Se trata de un fenómeno que viene de la mano de la degradación de la política, un proceso iniciado en 1983 y que ha permitido a lo largo de las pasadas décadas conectar la idea de democracia con la de la facilitación del acceso de los más mediocres a los principales cargos públicos.
Pero si este fenómeno puede considerarse una evolución «natural» de la democracia -una democratización que cuestiona el presunto elitismo de la meritocracia- lo que ya no es tan natural es que los que se exhiben en el veleidoso escaparate público salteño sean, por lo general, personas (hombres y mujeres) de piel muy fina, incapaces de soportar el rigor de la exposición política y mediática.
Casi ninguno de ellos (y, especialmente, ninguna) parece ser lo suficientemente fuerte para soportar las críticas; del tenor que sean: desde las más suaves a las más agresivas. Les enloquece ejercer el poder, pero son incapaces de aceptar todas sus consecuencias; especialmente las que se derivan del ejercicio de las libertades democráticas de los demás.
Después de las elecciones celebradas ayer, ha llegado el tiempo de denunciar a quienes en Salta se ofenden por todo, porque la multiplicación de sus comportamientos victimistas lo único que consigue es hacer que vivamos en una sociedad cada vez más débil.

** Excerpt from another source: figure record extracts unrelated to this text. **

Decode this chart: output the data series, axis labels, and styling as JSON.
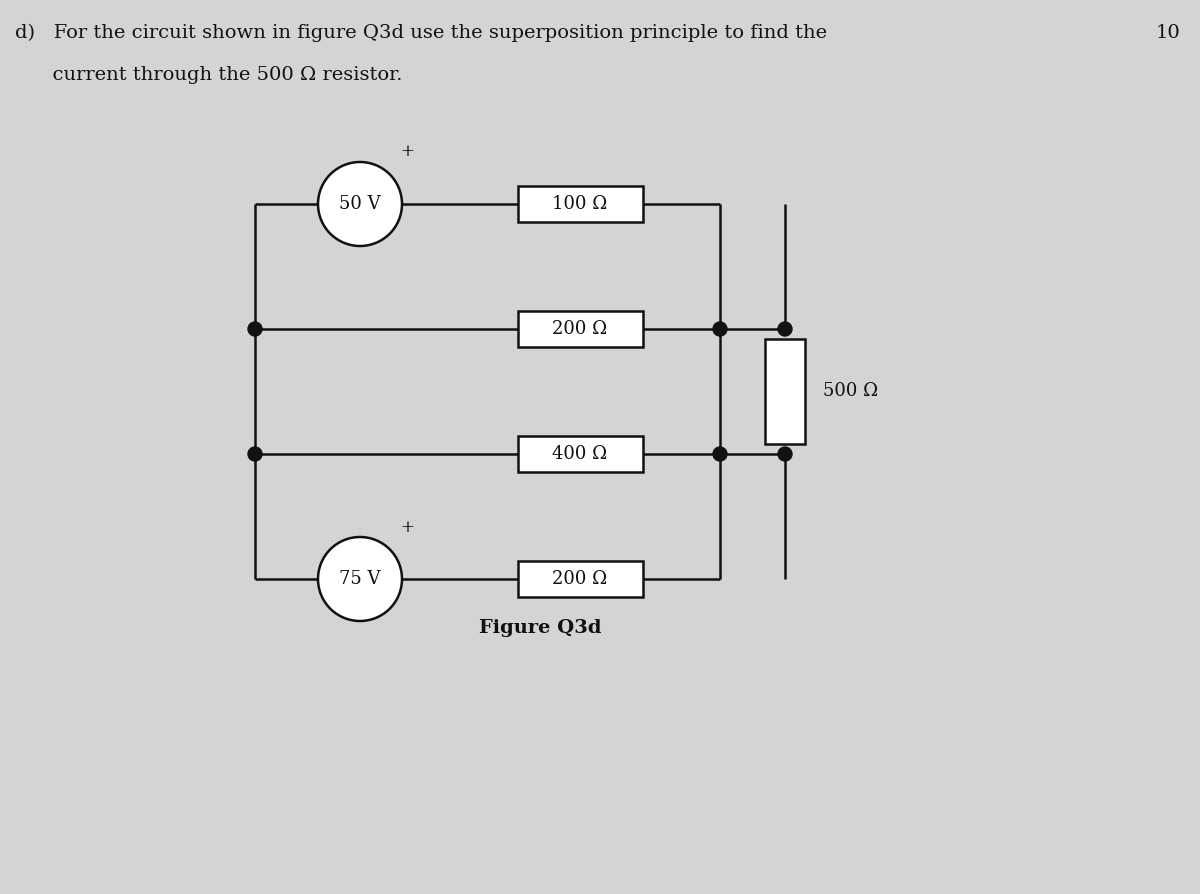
{
  "bg_color": "#d4d4d4",
  "title_line1": "d)   For the circuit shown in figure Q3d use the superposition principle to find the",
  "title_line2": "      current through the 500 Ω resistor.",
  "marks_text": "10",
  "figure_label": "Figure Q3d",
  "source_50V": "50 V",
  "source_75V": "75 V",
  "res_100": "100 Ω",
  "res_200a": "200 Ω",
  "res_400": "400 Ω",
  "res_200b": "200 Ω",
  "res_500": "500 Ω",
  "line_color": "#111111",
  "fill_color": "#ffffff",
  "text_color": "#111111",
  "font_size_label": 13,
  "font_size_title": 14,
  "font_size_res": 13
}
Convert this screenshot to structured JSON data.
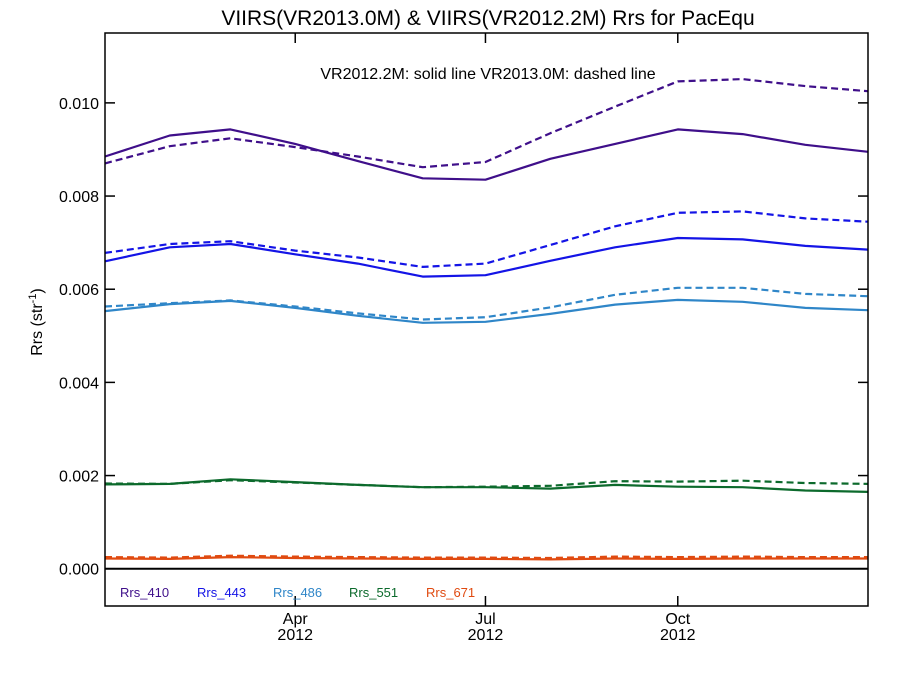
{
  "chart_data": {
    "type": "line",
    "title": "VIIRS(VR2013.0M) & VIIRS(VR2012.2M)  Rrs for PacEqu",
    "annotation": "VR2012.2M: solid line   VR2013.0M: dashed line",
    "ylabel": "Rrs (str",
    "ylabel_sup": "-1",
    "ylabel_end": ")",
    "ylim": [
      -0.0008,
      0.0115
    ],
    "xlim": [
      "2012-01-01",
      "2012-12-31"
    ],
    "y_ticks": [
      "0.000",
      "0.002",
      "0.004",
      "0.006",
      "0.008",
      "0.010"
    ],
    "y_tick_values": [
      0.0,
      0.002,
      0.004,
      0.006,
      0.008,
      0.01
    ],
    "x_ticks": [
      {
        "date": "2012-04-01",
        "label": "Apr",
        "sublabel": "2012"
      },
      {
        "date": "2012-07-01",
        "label": "Jul",
        "sublabel": "2012"
      },
      {
        "date": "2012-10-01",
        "label": "Oct",
        "sublabel": "2012"
      }
    ],
    "x": [
      "2012-01-01",
      "2012-02-01",
      "2012-03-01",
      "2012-04-01",
      "2012-05-01",
      "2012-06-01",
      "2012-07-01",
      "2012-08-01",
      "2012-09-01",
      "2012-10-01",
      "2012-11-01",
      "2012-12-01",
      "2012-12-31"
    ],
    "series": [
      {
        "name": "Rrs_410",
        "color": "#3f0f8a",
        "solid": [
          0.00885,
          0.0093,
          0.00943,
          0.00912,
          0.00875,
          0.00838,
          0.00835,
          0.0088,
          0.00912,
          0.00943,
          0.00933,
          0.0091,
          0.00895
        ],
        "dashed": [
          0.0087,
          0.00907,
          0.00924,
          0.00905,
          0.00885,
          0.00862,
          0.00873,
          0.00935,
          0.00992,
          0.01046,
          0.01051,
          0.01036,
          0.01025
        ]
      },
      {
        "name": "Rrs_443",
        "color": "#1414e6",
        "solid": [
          0.0066,
          0.0069,
          0.00697,
          0.00675,
          0.00655,
          0.00627,
          0.0063,
          0.00661,
          0.0069,
          0.0071,
          0.00707,
          0.00693,
          0.00685
        ],
        "dashed": [
          0.00678,
          0.00697,
          0.00703,
          0.00683,
          0.00668,
          0.00648,
          0.00655,
          0.00695,
          0.00735,
          0.00764,
          0.00767,
          0.00752,
          0.00745
        ]
      },
      {
        "name": "Rrs_486",
        "color": "#2f86c8",
        "solid": [
          0.00553,
          0.00568,
          0.00575,
          0.0056,
          0.00543,
          0.00528,
          0.0053,
          0.00547,
          0.00567,
          0.00577,
          0.00573,
          0.0056,
          0.00555
        ],
        "dashed": [
          0.00563,
          0.0057,
          0.00576,
          0.00563,
          0.00548,
          0.00535,
          0.0054,
          0.00561,
          0.00588,
          0.00603,
          0.00603,
          0.0059,
          0.00585
        ]
      },
      {
        "name": "Rrs_551",
        "color": "#0c6a2c",
        "solid": [
          0.00181,
          0.00182,
          0.00192,
          0.00186,
          0.0018,
          0.00175,
          0.00175,
          0.00172,
          0.0018,
          0.00176,
          0.00175,
          0.00168,
          0.00165
        ],
        "dashed": [
          0.00183,
          0.00182,
          0.0019,
          0.00185,
          0.0018,
          0.00175,
          0.00176,
          0.00178,
          0.00188,
          0.00187,
          0.00189,
          0.00184,
          0.00182
        ]
      },
      {
        "name": "Rrs_671",
        "color": "#e04a10",
        "solid": [
          0.00022,
          0.00021,
          0.00025,
          0.00023,
          0.00022,
          0.00021,
          0.00021,
          0.0002,
          0.00022,
          0.00021,
          0.00022,
          0.00022,
          0.00022
        ],
        "dashed": [
          0.00025,
          0.00024,
          0.00028,
          0.00026,
          0.00025,
          0.00024,
          0.00024,
          0.00023,
          0.00026,
          0.00025,
          0.00026,
          0.00025,
          0.00025
        ]
      }
    ],
    "zero_line": 0.0,
    "grid": false,
    "legend_position": "bottom-left"
  }
}
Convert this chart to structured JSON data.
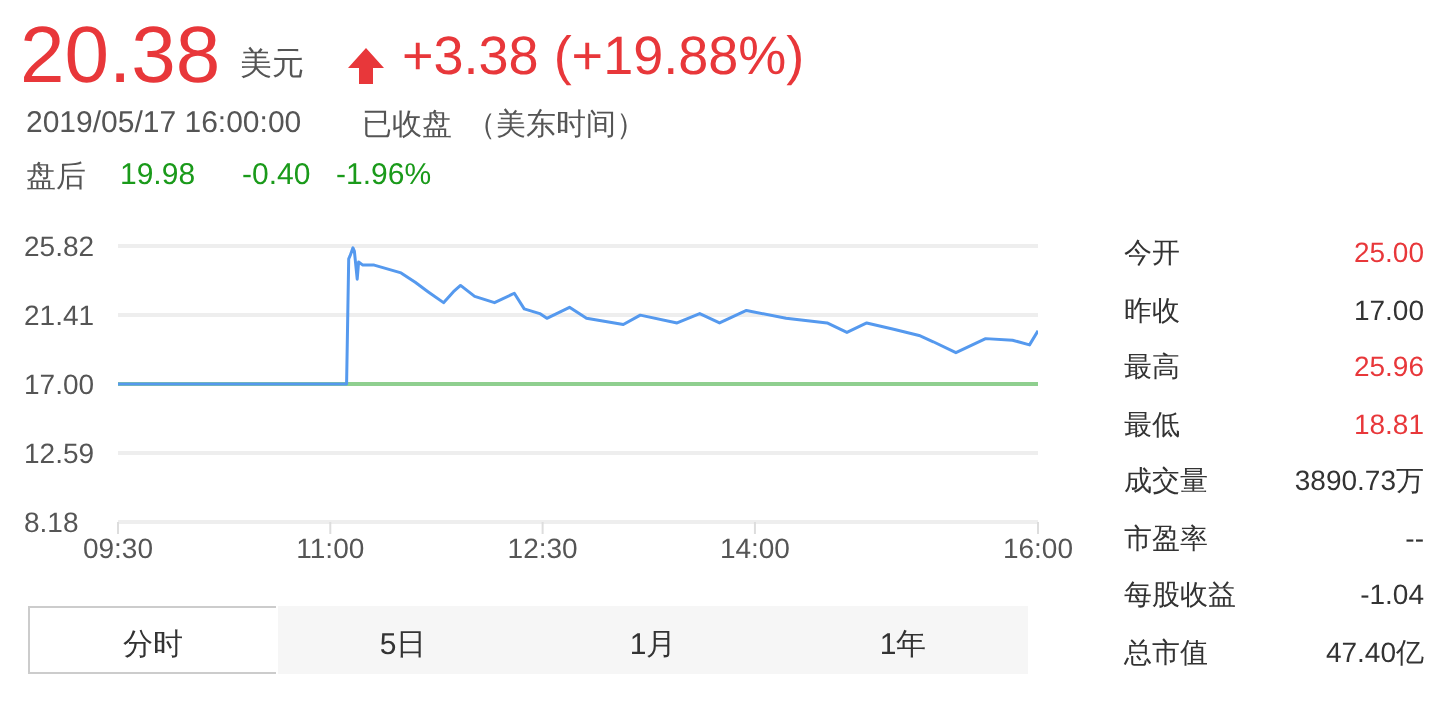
{
  "chart_data": {
    "type": "line",
    "title": "20.38",
    "annotations": [
      "美元",
      "+3.38 (+19.88%)",
      "2019/05/17 16:00:00",
      "已收盘",
      "（美东时间）",
      "盘后",
      "19.98",
      "-0.40",
      "-1.96%",
      "今开",
      "25.00",
      "昨收",
      "17.00",
      "最高",
      "25.96",
      "最低",
      "18.81",
      "成交量",
      "3890.73万",
      "市盈率",
      "--",
      "每股收益",
      "-1.04",
      "总市值",
      "47.40亿",
      "分时",
      "5日",
      "1月",
      "1年"
    ],
    "series": [
      {
        "color": "#5599ee",
        "x": [
          9.5,
          11.115,
          11.13,
          11.14,
          11.16,
          11.17,
          11.19,
          11.2,
          11.23,
          11.31,
          11.5,
          11.6,
          11.69,
          11.8,
          11.87,
          11.92,
          12.02,
          12.16,
          12.3,
          12.37,
          12.48,
          12.53,
          12.69,
          12.81,
          13.07,
          13.19,
          13.45,
          13.61,
          13.75,
          13.94,
          14.22,
          14.51,
          14.65,
          14.79,
          14.98,
          15.16,
          15.26,
          15.42,
          15.63,
          15.82,
          15.94,
          16.0
        ],
        "values": [
          17.0,
          17.0,
          25.0,
          25.2,
          25.7,
          25.5,
          23.7,
          24.8,
          24.6,
          24.6,
          24.1,
          23.5,
          22.9,
          22.2,
          22.9,
          23.3,
          22.6,
          22.2,
          22.8,
          21.8,
          21.5,
          21.2,
          21.9,
          21.2,
          20.8,
          21.4,
          20.9,
          21.5,
          20.9,
          21.7,
          21.2,
          20.9,
          20.3,
          20.9,
          20.5,
          20.1,
          19.7,
          19.0,
          19.9,
          19.8,
          19.5,
          20.4
        ]
      }
    ],
    "xlim": [
      9.5,
      16
    ],
    "xticks": [
      {
        "value": 9.5,
        "label": "09:30"
      },
      {
        "value": 11,
        "label": "11:00"
      },
      {
        "value": 12.5,
        "label": "12:30"
      },
      {
        "value": 14,
        "label": "14:00"
      },
      {
        "value": 16,
        "label": "16:00"
      }
    ],
    "ylim": [
      8.18,
      25.82
    ],
    "yticks": [
      8.18,
      12.59,
      {
        "value": 17,
        "label": "17.00"
      },
      21.41,
      25.82
    ],
    "grid": "y",
    "ref_lines": [
      {
        "axis": "y",
        "value": 17,
        "color": "#8fcf8f"
      }
    ]
  }
}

En la Salta que vivimos estos días es muy difícil emitir una opinión sin que alguno o alguna se sienta ofendido u ofendida. La misma sociedad que hace varias décadas vio brillar a personajes como el Cuchi Leguizamón, Ucururo Villegas o Francisco Álvarez, auténticos maestros de la acidez y el sarcasmo, ha llegado a evolucionar hasta el extremo que una persona cualquiera tiene que pensar varias veces lo que le va a decir a otra, para evitar «ofenderla».
La política de los ofendidos por todo no solo nos ha hecho menos receptivos al humor y al sarcasmo, sino que ha hecho también a muchas personas infelices. Y de infelices está llena la plaza pública de Salta en estos momentos.
Los infelices de Salta amenazan también con colapsar los juzgados con querellas por calumnias y demandas de responsabilidad civil contra presuntos difamadores, que muchas veces no son nada más que apacibles comentadores de la realidad cotidiana.
Cuando, por un quítame allá esas pajas (es decir, por nada), denunciamos a alguien y lo acusamos de haber incurrido en discriminación, misoginia o racismo, no estamos haciendo mejor cosa que rebajar la eficacia de los remedios legales pensados para proteger a quienes de verdad sufren estos comportamientos inaceptables. Por cada denuncia por difamación, por cada querella por injurias, por cada ofensa personal que se pretende hacer pasar por un crimen contra la humanidad, la protección al derecho fundamental al honor decrece en vez de verse fortalecida. Por cada denuncia infundada de misoginia, los verdaderos enemigos de las mujeres hacen una fiesta, pues ven en la generalización de las denuncias un síntoma inequívoco de la debilidad femenina, que es precisamente lo que buscan.
En la política de Salta, los que se sienten «odiados» conforman una sólida mayoría. Autoproclamarse blanco del odio de los demás es una forma de victimización de las más viles que se conocen; sobre todo cuando esas personas no experimentan un rechazo real como personas, sino que simplemente se enteran de que hay otros que están disconformes con los juicios públicos que emiten o con las decisiones públicas que adoptan desde los cargos que ocupan.
La generación de cristal que ha desembarcado en la política lugareña reacciona a la más mínima porque es plenamente consciente de su inferioridad. Cuando alguien no tiene un buen nivel de autoestima o una idea fuerte de su propia capacidad, además de ser infeliz, lo más probable es que se sienta ofendido por todo. Es como si todos los demás estuvieran constantemente recordándole su inferioridad.
Si nuestro objetivo es conseguir forjar una sociedad más fuerte, capaz de enfrentarse a los desafíos más exigentes, debemos empezar por desalojar del poder a la generación de cristal, para restaurar la crítica como instrumento de convivencia y progreso y dejar que las personas resuelvan sus diferencias sin refugiarse en los tribunales de justicia o cobijarse bajo ciertos mantos «identitarios».
No debemos olvidar que la libertad consiste, entre otras cosas, en vivir sin miedo. Por tanto, si lo que intentan los débiles (y miedosos) es infundir miedo a los que hablan y se expresan, ninguno de los dos grupos será capaz de alcanzar la libertad en plenitud, que es el principal objetivo de nuestra convivencia política.
Ver ofensas en casi todo lo que se mueve es la mejor forma de anestesiar a la sociedad frente al sufrimiento que provocan las ofensas graves, como la pobreza o la corrupción política, que requieren para su combate una sociedad fuerte, compuesta por individuos felices y no por sujetos débiles, temerosos y amargados.